E'lders. n.s. [from elder.]
- Persons whose age gives them a claim to credit and reverence.
Rebuke not an elder, but intreat him as a father, and the younger men as brethren. 1 Tim. v. 1.
Our elders say,
The barren, touched in this holy chase,
Shake off their steril curse. Shakespeare's Julius Cæsar.Among the Lacedæmonians, the chief magistrates, as they were, so they are called, elder men. Raleigh's H. of the World.
The blushing youth their virtuous awe disclose,
And from their seats the reverend elders rose. Sandys. - Ancestors.
Says the goose, if it will be no better, e'en carry your head as your elders have done before ye. L'Estrange.
I lose my patience, and I own it too,
Where works are censur'd, not as bad, but new;
While, if our elders break all reason's laws,
Those fools demand not pardon, but applause. Pope. - Those who are older than others.
At the board, and in private, it very well becometh children's innocency to pray, and their elders to say amen.
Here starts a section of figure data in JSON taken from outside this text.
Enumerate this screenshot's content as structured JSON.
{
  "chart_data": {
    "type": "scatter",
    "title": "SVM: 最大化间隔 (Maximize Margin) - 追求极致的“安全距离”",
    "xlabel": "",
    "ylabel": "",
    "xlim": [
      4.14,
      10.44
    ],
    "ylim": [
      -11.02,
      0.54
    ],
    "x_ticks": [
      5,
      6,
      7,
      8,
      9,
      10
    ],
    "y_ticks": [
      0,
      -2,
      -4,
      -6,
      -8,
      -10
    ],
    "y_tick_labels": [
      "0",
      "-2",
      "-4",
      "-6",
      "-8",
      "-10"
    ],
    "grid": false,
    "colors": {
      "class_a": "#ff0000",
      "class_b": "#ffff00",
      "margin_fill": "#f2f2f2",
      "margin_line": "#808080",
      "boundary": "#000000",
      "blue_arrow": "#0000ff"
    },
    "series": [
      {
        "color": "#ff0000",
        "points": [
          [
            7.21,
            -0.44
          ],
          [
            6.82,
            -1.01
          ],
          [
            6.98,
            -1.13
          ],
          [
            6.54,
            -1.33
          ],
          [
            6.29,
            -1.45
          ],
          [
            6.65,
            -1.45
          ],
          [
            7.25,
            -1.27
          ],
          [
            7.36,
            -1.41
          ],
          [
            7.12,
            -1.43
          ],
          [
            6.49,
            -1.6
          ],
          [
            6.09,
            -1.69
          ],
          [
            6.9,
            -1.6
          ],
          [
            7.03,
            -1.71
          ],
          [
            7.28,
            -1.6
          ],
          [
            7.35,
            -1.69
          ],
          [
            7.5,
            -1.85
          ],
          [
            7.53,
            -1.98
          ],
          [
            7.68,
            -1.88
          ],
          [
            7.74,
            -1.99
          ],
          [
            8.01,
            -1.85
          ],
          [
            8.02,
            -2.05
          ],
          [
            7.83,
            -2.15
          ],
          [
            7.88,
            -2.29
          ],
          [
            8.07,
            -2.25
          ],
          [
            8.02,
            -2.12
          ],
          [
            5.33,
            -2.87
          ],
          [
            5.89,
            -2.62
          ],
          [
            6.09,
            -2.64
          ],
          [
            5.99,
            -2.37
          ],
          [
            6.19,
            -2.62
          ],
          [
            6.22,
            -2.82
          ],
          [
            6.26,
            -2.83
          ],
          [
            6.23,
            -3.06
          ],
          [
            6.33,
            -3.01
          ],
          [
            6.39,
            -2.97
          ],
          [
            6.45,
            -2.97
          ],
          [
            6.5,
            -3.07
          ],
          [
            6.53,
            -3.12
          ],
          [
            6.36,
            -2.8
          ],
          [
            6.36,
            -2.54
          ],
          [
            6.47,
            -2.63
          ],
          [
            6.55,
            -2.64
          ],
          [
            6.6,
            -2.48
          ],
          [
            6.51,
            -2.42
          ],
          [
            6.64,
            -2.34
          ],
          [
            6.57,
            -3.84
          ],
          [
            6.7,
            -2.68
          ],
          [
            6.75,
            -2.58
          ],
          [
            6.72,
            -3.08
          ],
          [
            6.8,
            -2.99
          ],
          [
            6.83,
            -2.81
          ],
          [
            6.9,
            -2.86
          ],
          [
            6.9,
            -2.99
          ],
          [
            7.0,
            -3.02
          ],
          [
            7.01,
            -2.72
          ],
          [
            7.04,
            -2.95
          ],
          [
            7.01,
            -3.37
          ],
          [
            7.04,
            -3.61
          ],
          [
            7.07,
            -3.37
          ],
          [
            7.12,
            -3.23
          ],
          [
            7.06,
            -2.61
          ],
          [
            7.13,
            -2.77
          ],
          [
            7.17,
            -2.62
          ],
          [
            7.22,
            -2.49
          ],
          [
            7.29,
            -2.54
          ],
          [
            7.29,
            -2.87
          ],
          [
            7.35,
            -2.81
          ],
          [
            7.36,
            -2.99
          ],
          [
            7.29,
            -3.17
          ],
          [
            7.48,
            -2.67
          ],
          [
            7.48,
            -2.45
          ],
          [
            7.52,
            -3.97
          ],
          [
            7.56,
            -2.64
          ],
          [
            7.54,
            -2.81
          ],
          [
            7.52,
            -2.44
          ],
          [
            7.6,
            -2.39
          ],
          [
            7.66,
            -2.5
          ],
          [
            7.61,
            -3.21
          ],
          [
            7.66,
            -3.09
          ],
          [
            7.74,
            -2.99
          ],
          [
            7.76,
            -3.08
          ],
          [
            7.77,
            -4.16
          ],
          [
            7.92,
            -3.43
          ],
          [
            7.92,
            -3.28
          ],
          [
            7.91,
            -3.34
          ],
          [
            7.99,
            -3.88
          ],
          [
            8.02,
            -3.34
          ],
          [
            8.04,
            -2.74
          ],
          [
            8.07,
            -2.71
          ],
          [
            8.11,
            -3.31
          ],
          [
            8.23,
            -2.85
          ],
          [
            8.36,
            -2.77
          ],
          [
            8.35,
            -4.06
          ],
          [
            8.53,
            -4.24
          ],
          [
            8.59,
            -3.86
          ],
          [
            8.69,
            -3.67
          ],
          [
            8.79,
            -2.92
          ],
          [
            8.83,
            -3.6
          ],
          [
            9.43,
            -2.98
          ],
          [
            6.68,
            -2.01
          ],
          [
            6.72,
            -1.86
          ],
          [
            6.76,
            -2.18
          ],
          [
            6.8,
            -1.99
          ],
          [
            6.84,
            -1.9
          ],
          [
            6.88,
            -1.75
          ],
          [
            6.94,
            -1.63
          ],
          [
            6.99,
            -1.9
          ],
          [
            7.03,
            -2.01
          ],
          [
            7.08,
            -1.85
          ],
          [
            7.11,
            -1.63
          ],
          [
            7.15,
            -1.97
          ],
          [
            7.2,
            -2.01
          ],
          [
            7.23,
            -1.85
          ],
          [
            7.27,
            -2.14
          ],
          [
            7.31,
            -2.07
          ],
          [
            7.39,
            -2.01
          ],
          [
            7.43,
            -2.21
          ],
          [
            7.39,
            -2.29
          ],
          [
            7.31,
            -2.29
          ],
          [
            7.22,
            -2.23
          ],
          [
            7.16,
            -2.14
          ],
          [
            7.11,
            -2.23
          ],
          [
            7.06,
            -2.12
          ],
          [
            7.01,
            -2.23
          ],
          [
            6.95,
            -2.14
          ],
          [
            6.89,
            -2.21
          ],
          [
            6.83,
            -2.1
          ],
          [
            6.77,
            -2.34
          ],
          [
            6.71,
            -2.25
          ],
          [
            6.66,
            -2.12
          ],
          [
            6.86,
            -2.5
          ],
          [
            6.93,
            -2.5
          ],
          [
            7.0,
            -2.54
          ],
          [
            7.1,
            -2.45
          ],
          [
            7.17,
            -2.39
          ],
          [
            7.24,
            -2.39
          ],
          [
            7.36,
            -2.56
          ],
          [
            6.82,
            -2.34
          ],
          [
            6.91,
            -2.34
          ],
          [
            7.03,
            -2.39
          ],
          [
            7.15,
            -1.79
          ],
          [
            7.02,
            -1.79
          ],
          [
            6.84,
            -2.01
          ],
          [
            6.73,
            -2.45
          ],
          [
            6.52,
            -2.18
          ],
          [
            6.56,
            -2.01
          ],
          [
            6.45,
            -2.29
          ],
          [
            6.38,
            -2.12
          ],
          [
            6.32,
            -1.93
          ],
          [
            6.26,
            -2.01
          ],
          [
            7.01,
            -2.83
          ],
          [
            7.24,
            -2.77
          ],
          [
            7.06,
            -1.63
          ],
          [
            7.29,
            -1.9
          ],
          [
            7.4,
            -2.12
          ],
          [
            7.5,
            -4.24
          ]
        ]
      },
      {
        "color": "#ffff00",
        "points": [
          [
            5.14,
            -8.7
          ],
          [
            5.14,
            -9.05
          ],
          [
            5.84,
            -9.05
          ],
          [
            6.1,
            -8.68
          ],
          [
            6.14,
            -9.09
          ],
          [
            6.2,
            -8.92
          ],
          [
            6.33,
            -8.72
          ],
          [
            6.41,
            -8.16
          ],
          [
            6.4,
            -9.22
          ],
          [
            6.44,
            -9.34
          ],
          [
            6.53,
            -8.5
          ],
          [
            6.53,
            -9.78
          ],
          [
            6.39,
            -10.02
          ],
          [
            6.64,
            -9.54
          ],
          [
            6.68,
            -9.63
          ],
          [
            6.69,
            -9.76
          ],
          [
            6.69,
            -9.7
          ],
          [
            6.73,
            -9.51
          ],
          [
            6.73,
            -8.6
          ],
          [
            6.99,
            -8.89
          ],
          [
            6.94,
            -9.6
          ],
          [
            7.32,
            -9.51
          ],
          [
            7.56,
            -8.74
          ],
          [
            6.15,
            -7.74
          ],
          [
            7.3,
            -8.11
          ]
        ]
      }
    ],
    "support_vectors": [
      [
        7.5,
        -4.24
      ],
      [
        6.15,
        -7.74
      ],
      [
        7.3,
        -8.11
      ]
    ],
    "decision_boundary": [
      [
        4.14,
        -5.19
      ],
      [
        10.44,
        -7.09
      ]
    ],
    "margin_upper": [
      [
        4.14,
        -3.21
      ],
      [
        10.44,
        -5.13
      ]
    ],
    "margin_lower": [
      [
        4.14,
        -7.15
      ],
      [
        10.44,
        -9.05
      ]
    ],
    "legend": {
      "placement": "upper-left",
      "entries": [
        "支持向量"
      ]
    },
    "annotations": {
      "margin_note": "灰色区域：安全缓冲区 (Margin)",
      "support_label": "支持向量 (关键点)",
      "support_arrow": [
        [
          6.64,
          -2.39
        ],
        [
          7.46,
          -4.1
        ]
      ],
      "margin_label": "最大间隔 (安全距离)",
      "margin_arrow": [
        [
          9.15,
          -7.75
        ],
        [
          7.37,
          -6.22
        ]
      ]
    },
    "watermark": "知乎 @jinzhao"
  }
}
Hooker.
- [Among the Jews.] Rulers of the people.
- [In the New Testament.] Ecclesiasticks.
- [Among presbyterians.] Laymen introduced into the kirk-polity in sessions, presbyteries, synods and assemblies.
Flea-bitten synod, an assembly brew'd
Of clerks and elders ana; like the rude
Chaos of presbytry, where laymen ride
With the tame woolpack clergy by their side. Cleaveland.